There is now every reason to believe that the Chilean dictator Augusto Pinochet, who held his country in an iron grip for seventeen years, will now, finally, have to account for himself before the law in Santiago. Chile's Supreme Court has lifted the immunity the Chilean parliament had accorded him as former president in 2000. This decision should provide a positive outcome for the many attempts in Chile and abroad [to bring justice to bear] by the families of the dictatorship's victims, who included at least 3,000 dead and disappeared between 1973 and 1990.

This judgment, which shows how serene and solid democracy in Chile is today, was pronounced following double political and legal developments in the Pinochet case.

The first is the dictator's progressive isolation from his own clan as his transfers of 4 to 8 million dollars to the United States, sums that do not correspond to his salaries as general and president, were discovered in an American Senate report.
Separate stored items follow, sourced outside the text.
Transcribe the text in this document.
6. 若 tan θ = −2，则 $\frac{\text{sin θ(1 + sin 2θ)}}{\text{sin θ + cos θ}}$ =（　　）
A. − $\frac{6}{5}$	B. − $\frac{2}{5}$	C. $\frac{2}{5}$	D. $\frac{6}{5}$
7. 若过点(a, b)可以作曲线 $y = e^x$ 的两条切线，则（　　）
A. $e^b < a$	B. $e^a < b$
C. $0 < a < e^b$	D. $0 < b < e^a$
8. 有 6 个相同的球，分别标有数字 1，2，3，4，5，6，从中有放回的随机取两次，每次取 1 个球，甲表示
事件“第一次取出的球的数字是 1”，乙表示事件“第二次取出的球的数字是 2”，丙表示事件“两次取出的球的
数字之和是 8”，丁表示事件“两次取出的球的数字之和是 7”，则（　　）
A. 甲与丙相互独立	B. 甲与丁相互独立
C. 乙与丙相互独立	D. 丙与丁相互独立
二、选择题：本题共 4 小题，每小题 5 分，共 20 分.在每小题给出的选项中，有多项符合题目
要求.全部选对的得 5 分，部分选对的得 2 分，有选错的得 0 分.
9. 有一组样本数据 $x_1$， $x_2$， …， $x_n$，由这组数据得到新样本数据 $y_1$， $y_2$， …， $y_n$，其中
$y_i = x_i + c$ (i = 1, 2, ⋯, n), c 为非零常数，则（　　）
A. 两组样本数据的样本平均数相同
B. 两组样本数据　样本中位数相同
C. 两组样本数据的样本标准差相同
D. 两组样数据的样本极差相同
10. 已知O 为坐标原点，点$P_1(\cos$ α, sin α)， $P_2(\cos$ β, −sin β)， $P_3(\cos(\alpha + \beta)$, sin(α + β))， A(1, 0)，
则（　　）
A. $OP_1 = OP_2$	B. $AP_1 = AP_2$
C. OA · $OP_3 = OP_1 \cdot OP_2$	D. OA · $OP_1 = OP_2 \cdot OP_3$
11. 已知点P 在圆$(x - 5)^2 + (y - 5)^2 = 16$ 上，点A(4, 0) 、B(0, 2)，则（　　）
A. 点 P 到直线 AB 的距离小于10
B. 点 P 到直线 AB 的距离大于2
In other words, Pinochet and his family enriched themselves while they were in power and an inquiry has been opened by Chilean justice with regard to eventual corruption, fraud and illicit enrichment. That the bloody dictator should also be a thief has divided the right and lost him his political support.

The second development is the recovery of the offensive by the plaintiffs and the judges provoked by Augusto Pinochet's arrogant attitude before the media. His lawyers had virtually gotten him off from appearing at previous trials by pleading dementia and senility characterized their 88 year old client. That was specifically the case with the British court before which he had been led by the [Spanish] judge Baltasar Garzon: after long debates and 503 days of prison, London freed the dictator for medical reasons. [He got off] the same way, in 2002, this time before a Chilean court following charges concerning the "death caravan", the assassination of 75 opponents in September and October 1973.

So now the general has appears on television programs, in fine fettle, lucid, and even joking on the anniversary of his coup d'Etat, as though taunting his former victims. Behind the lie of his illness, Augusto Pinochet was broadcasting his contempt for democratic justice; now he's paying for it, a victim of his own cynicism.

The Supreme Court's decision concerns a complaint over "Operation Condor", a network put together at the time by Latin American dictatorships against leftist militants, with the approval of Richard Nixon and Henry Kissinger's United States. Other countries, like Argentina, want to judge this past straightaway and take responsibility for it. Chile must also do this, Pinochet having been the first link in the chain.

That Chile's dictator should face justice in his own country is the best outcome, regardless of the delay. Crimes of state should not go unpunished.